For those of you didn’t tune in, click here to see Italo Ferreira’s Heat One opening ride. And not just the opening ride for the day. That’s Italo’s first wave EVER at the Box, no warm-up, no free-surf, just paddle out do the impossible, and I simply cannot think of anything to compare. It was the best, most difficult, most technical first wave imaginable (Tom Curren’s first wave at J-Bay, 25-plus years ago, would be runner-up—except it wasn’t really Tom’s first wave, it was his second or third), and while I understand that the judges want to leave room in the scale during the early going, the 8-something they threw Italo was bullshit, that thing was the perfect 10 to which all perfect 10s aspire. Ferreira lost in the quarters yesterday to John Florence who looks pretty unstoppable for both the event win and the 2019 world title, and no complaints here as John is an absolute sea-god. But I’ll be pulling for Italo from here till Pipeline and beyond, if for no other reason than his joyous response to his first-ever WCT win, at Bells last year. Watch and smile.
Speaking of feel-good world tour moments, “Thirty is the New Twenty,” last week’s History of Surfing chapter, is mostly about Occy’s amazing late-’90s comeback, which took him from obese, depressed, and couch-bound, to a ripping and ripped-physique world title in 1999, at age 33. (Sunny Garcia, another world tour competitor north of 30, won the following year.
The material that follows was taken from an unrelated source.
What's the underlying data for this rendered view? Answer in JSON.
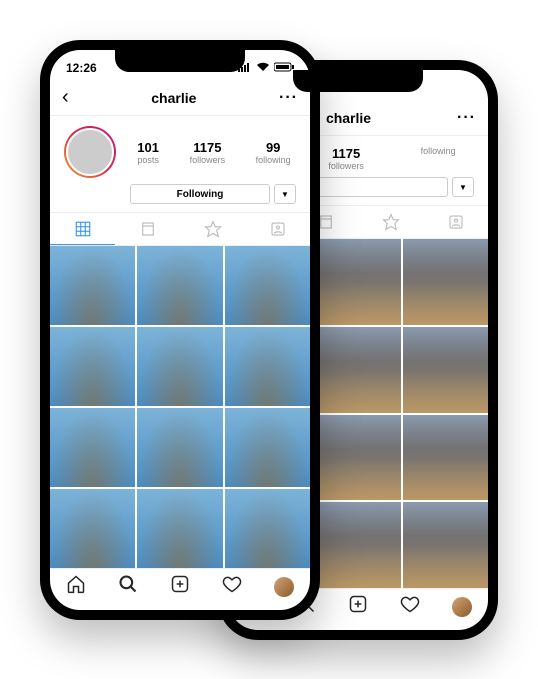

Very little news on Sunny’s condition over the last two weeks, except a report that he is breathing on his own, which to my ears did not rise to the level of cautiously optimistic.)
Bruce Valluzzi is EOS’ latest spirit animal. I met Bruce just once, at SURFER, a year or so before his death, in 1989, at age 37. He was handsome but weary-looking. He’d burned so bright, probably too bright at times, over the previous 20 years. “I’m really reckless,” Bruce once said in an interview. “The faster I can go, the more dangerous it is, the more I like it.” His drug-related exit, sadly, made the point. Surfing-wise, Bruce is sometimes referred to as the East Coast’s first really good big-wave rider—although you’d have to put Dick Catri in the conversation also. (Here’s a short edit of Bruce surfing the North Shore, which doesn’t do him justice—although he’s just 18 here, on his first trip to Hawaii, and that last one at Sunset is a bomb!) When I think of Bruce, however, it has less to do with his wave-riding and more to do with his intelligence and humor, which comes through loud and clear both in this Q&A and in this Hunter Thompson-esque romp through Morocco.
I once made some remark to Mike Tabeling, Bruce’s close friend, about how Bruce in many respects seemed distant from the surfing scene, while also at or near at its center, and Mike agreed. “He was thinking way ahead. The rest of us were all caught up in where we were from. Florida guy, Malibu guy, North Shore guy. Bruce kind of floated above all that. Like, to give you an example, he spoke fluent French. How many surfers learn how to speak French, you know? So I was looking at Bruce, and I wanted to be like Bruce. He was probably my biggest influence.”
Qui court deux lièvres à la fois, n’en prend aucun. For a while, Bruce chased and caught all the rabbits.